In July 2004 Spreadbury joined the chorus, reporting that Concorde had an agreement with the Spanish government to send 200,000 workers to that country and quoting Lord and an associate about this and other fictitious information continued in his press releases for Concorde.

Oehmke and Kos Cash In
As Heysek, Kline, and Spreadbury pushed and pulled the stock price upward with their predictions of an ever more glowing outlook for Concorde America, Oehmke and Kos were busy selling off their offshore holdings. According to the SEC complaint, Barranquilla led the way with over $5.2 million of profits on Concorde stock in August alone, while Vanderlip came in second with over $4.3 million in Concorde profits, followed by DaSilva with $1.8 million in July and August and Chiang Ze with over $1.6 million in August.

The timing was not accidental. By August the game was over. On August 11 Concorde issued a statement disavowing Spreadbury's remarks and admitting that there was no Spanish government contract and no basis for the enormous income projections. On August 12 Concorde's stock creashed. The SEC alleges that by this time Oehmke and Kos had already dumped their shares for a total profit of about $9 million.

Absolute nonsense...
In the second scheme alleged by the SEC, Oehmke and Kos tried to get the owner of two health clubs in North Carolina to merge his company, called Absolute Health, with their public shell so they could promote the stock to the public. According to the SEC complaint the owner refused, but Oehmke and Kos allegedly forged his name on merger documents, changed the name of their shell company to Absolute Fitness, and made ready to dump shares from offshore.

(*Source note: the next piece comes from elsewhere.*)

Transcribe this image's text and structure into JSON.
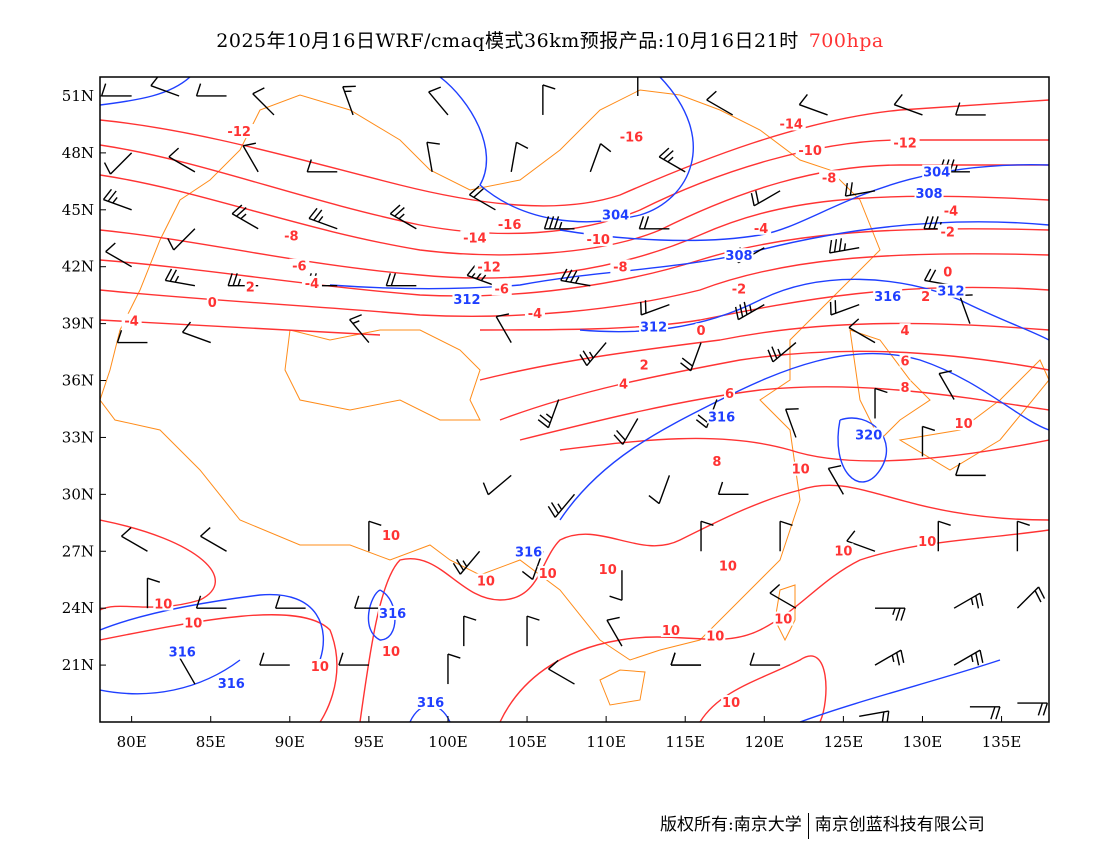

For this scheme Oehmke and Kos allegedly lined up Chiang Ze and Barranquilla to receive 8 million shares of Absolute and created a new entity, Ryzak Investments GmbH in Trinidad, to hold 6 million shares.

...but even bigger profits!
They again hired the team of Heysek, Kline, and Spreadbury to tout the Absolute stock. The promoters' imaginative efforts had the worthless shell company poised for 300% growth with revenues doubling within a year. Pennystockpro.com predicted a 600% profit in six months. Promoters' reports and voice-mail spams apparently helped set off a flurry of buying. Between June and December 2004, Absolute's price rose from about fifty cents per share to about $5 per share and then crashed, but not, claims the SEC complaint, before Oehmke and Kos were able to reel in a whopping $14.4 million of profit from Chiang Ze and Barranquilla.